Hewlett-Packard to Cut 14,500 Jobs

Stock quotes in this article: HPQ , DELL , IBM  

Updated from 7:22 a.m. EDT

Hewlett-Packard(HPQ Quote) detailed a broad restructuring Tuesday that will result in the elimination of 14,500 jobs over the next six quarters.

The company, struggling to rein in costs under new CEO Mark Hurd, hopes to save $1.9 billion annually from the actions, which also include aligning sales and marketing operations with their respective manufacturing units. Shares slipped 0.9% to $24.71 on the widely expected announcement.

The layoffs amount to 10% of H-P's workforce and will result in pretax restructuring charges of about $1.1 billion through 2006. Most of the charges will appear in the company's fiscal fourth-quarter financial report and executives declined to comment about business demand during the third quarter, which ends this month. The company expects annual savings of $1.9 billion starting in 2007, including $1.6 billion in reduced labor costs and $300 million in benefit savings.

The majority of the layoffs will be among support functions including information technology, human resources and finance. Reductions in sales and research and development will be minimal, with cuts that occur within business units coming in areas where "work can be reduced by improving process and re-prioritzing existing tasks," the company said.

Starting in January, H-P will freeze the pension and retiree medical benefits of most current employees. In return, the company will raise its matching contribution to 401(k) plans to 6% from 4%. These changes will amount to a onetime credit of $150 million to $200 million in the fourth quarter.

"Getting the infrastructure right was the priority here," says Hurd. "Our objective is to create a simpler, nimbler H-P, with fewer matrices, clearer responsibility and greater financial responsibility."

These aren't the first round of cuts for H-P and Hurd acknowledged that some of the planning work involved in the latest restructuring had already been done. During the first half of the fiscal year, H-P's workforce was culled by 1,600 employees, with another 1,400 job cuts slated to take place through October. These cuts were budgeted to cost $236 million. As of the end of October 2004, H-P's previous fiscal year, the company employed 151,000 people.

The company's shares are up 26% to nearly $25 since Hurd joined H-P, and the expectation of cost reductions has helped lift the stock to its current 16-month high. H-P hasn't traded above $26 for the past four years.

Mark Morris, lead technology analyst for NWQ Investment Management, a $34 billion-in-assets unit of Nuveen Investments, said the job cuts will help rein in H-P's cost structure, but they don't help to stimulate growth. "Job cuts don't necessarily get you to where you need to be," Morris says. "I'm actually more interested in what else he has up his sleeve."

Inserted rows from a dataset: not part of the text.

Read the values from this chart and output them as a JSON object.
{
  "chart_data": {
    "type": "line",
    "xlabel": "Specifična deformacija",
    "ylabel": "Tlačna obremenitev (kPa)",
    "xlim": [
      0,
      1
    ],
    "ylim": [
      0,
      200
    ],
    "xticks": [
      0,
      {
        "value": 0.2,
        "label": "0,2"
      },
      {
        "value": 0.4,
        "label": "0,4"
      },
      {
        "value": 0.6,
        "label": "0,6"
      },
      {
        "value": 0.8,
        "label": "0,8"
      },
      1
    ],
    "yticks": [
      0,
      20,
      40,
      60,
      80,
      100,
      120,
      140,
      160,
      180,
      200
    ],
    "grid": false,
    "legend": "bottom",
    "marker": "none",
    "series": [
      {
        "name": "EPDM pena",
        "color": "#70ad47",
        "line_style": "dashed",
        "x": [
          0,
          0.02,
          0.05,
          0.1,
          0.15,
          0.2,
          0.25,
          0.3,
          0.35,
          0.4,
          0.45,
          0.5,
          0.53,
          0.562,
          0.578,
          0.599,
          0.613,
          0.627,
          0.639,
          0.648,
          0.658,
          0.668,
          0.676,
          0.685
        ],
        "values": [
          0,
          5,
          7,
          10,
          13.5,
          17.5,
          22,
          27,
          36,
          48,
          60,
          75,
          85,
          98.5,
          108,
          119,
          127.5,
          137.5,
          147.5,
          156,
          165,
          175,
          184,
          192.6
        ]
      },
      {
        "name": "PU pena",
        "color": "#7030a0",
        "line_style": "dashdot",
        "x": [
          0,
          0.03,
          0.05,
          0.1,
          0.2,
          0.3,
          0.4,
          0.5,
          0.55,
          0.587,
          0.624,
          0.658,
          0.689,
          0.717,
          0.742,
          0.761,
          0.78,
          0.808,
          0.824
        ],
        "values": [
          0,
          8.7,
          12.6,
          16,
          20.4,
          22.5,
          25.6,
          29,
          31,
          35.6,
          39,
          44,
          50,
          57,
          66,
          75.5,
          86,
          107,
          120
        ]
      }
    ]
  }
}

To that end, Hurd said one must come before the other. "Cost reductions and revenue growth go hand-in-hand, and we know that only by having a competitive cost structure can we compete aggressively in the marketplace, thereby growing the company for employees, customers and shareholders," he says.

But Hurd noted that more work remains to be done. "There is no doubt that there are opportunities for us to be more effective and more efficient in other areas that have yet to be described here," he says.